Daniel, Abel dan Ibu Daniel tertawa melihat kelakuan Ferry.

“Menurut Ayah laki-laki.” Ferry kembali mengarahkan tatapan pada Abel dan Daniel secara bergantian.

Daniel mengangguk membuat mata Ferry membulat sempurna. Seperti sebuah kembang api festival
yang berpijar begitu pula rasa bahagia di hatinya.

“Terima kasih ya Tuhan. Cucu pertamaku laki-laki.” Ferry mengangkat tangannya. Dia kemudian bangkit
dan memeluk istrinya.

“Dan perempuan,” sambung Abel.

Ferry dan istrinya berhenti dan menatap Abel tidak mengerti.

“Abel lagi mengandung bukan hanya satu, tapi dua sekaligus. Jenis kelaminnya laki-laki dan perempuan,”
jelas Daniel.

Ferry dan istrinya kembali berpelukan bahkan menangis bahagia karena anugerah Tuhan yang begitu luar
biasa pada keluarga mereka.

“Jadi kembar cowok cewek begitu?” tanya Ibu Daniel.

“Iya, aku sama Abel aja sampai gak percaya tapi beneran.” Tangan Daniel mengelus tangan Abel lembut
sambil menatapnya. Dia begitu bersyukur sekali karena dia punya Abel sebagai teman hidupnya
sekarang, ditambah lagi sekarang ada dua malaikat yang sedang hidup di dalam perut Abel.

“Ibu, kita harus buat perayaan lagi. Yang lebih besar. Kita undang semua orang, ini berita bahagia sekali,”
ujar Ferry.

“Ayah, kita baru saja mengadakan acara besar kemarin dulu.” Istri Ferry itu tampak tidak setuju.

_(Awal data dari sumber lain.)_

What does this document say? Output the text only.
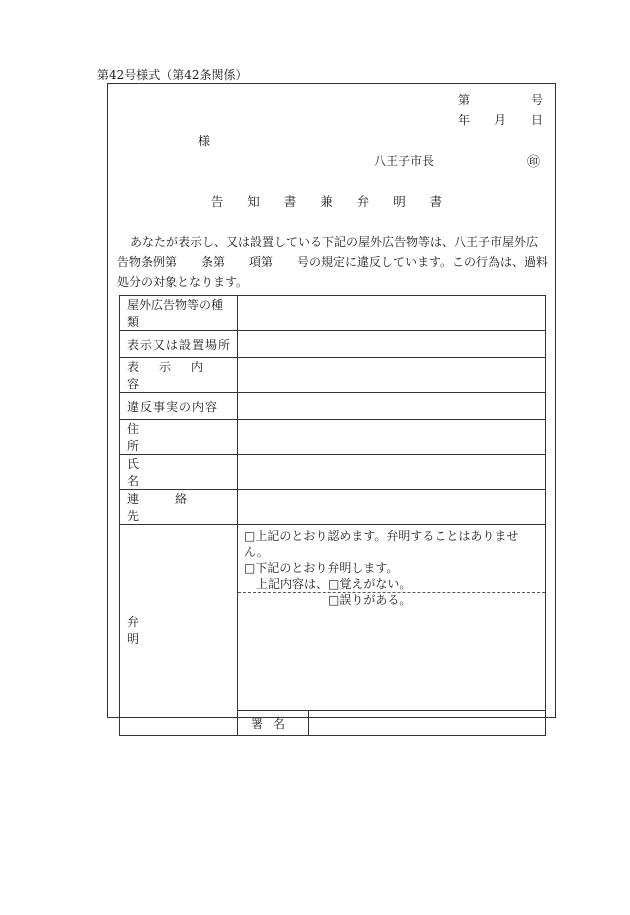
第42号様式（第42条関係）
第	号
年 月 日
様
八王子市長	㊞
告 知 書 兼 弁 明 書
あなたが表示し、又は設置している下記の屋外広告物等は、八王子市屋外広告物条例第　　条第　　項第　　号の規定に違反しています。この行為は、過料処分の対象となります。
屋外広告物等の種類		
表示又は設置場所		
表　示　内　容		
違反事実の内容		
住　　所		
氏　　名		
連　絡　先		
弁　　明	□上記のとおり認めます。弁明することはありません。
□下記のとおり弁明します。
　上記内容は、□覚えがない。
　　　　　　　□誤りがある。	

	署名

“Aku tidak peduli, aku ingin bilang pada semua orang bahwa keluarga kita sedang bahagia diberkati oleh
Tuhan. Berkat yang sangat banyak,” kata Ferry.

“Kami memang berencana membuat acara ‘Yah, tapi sepertinya hanya acara kecil-kecilan saja. Hanya
untuk teman dan keluarga,” potong Daniel sebelum rancangan acara Ayahnya semakin tidak masuk akal.
“Acara apa?” Ferry duduk di samping istrinya.

“Wedding anniversary kami. Tapi tidak sebesar acara yang kemarin, kali ini kami hanya ingin
mengundang teman dan keluarga dekat saja,” kata Daniel.

Ferry terlihat berfikir sejenak.

“Kami tahu Ayah sangat senang, kami apalagi. Tapi, kami ingin membuat acara kami sendiri kali ini.
Mohon izinnya.” Daniel menatap Ayahnya.

“Bu ...,” Ferry memanggil Istrinya.

“Anakmu sudah menjadi orang dewasa yang sesungguhnya sekarang. Kita sudah tidak perlu khawatir lagi
padanya,” ucap Ferry pada istrinya dengan senyum bangga.

Abel juga ikut memandang suaminya dengan tatapan bangga.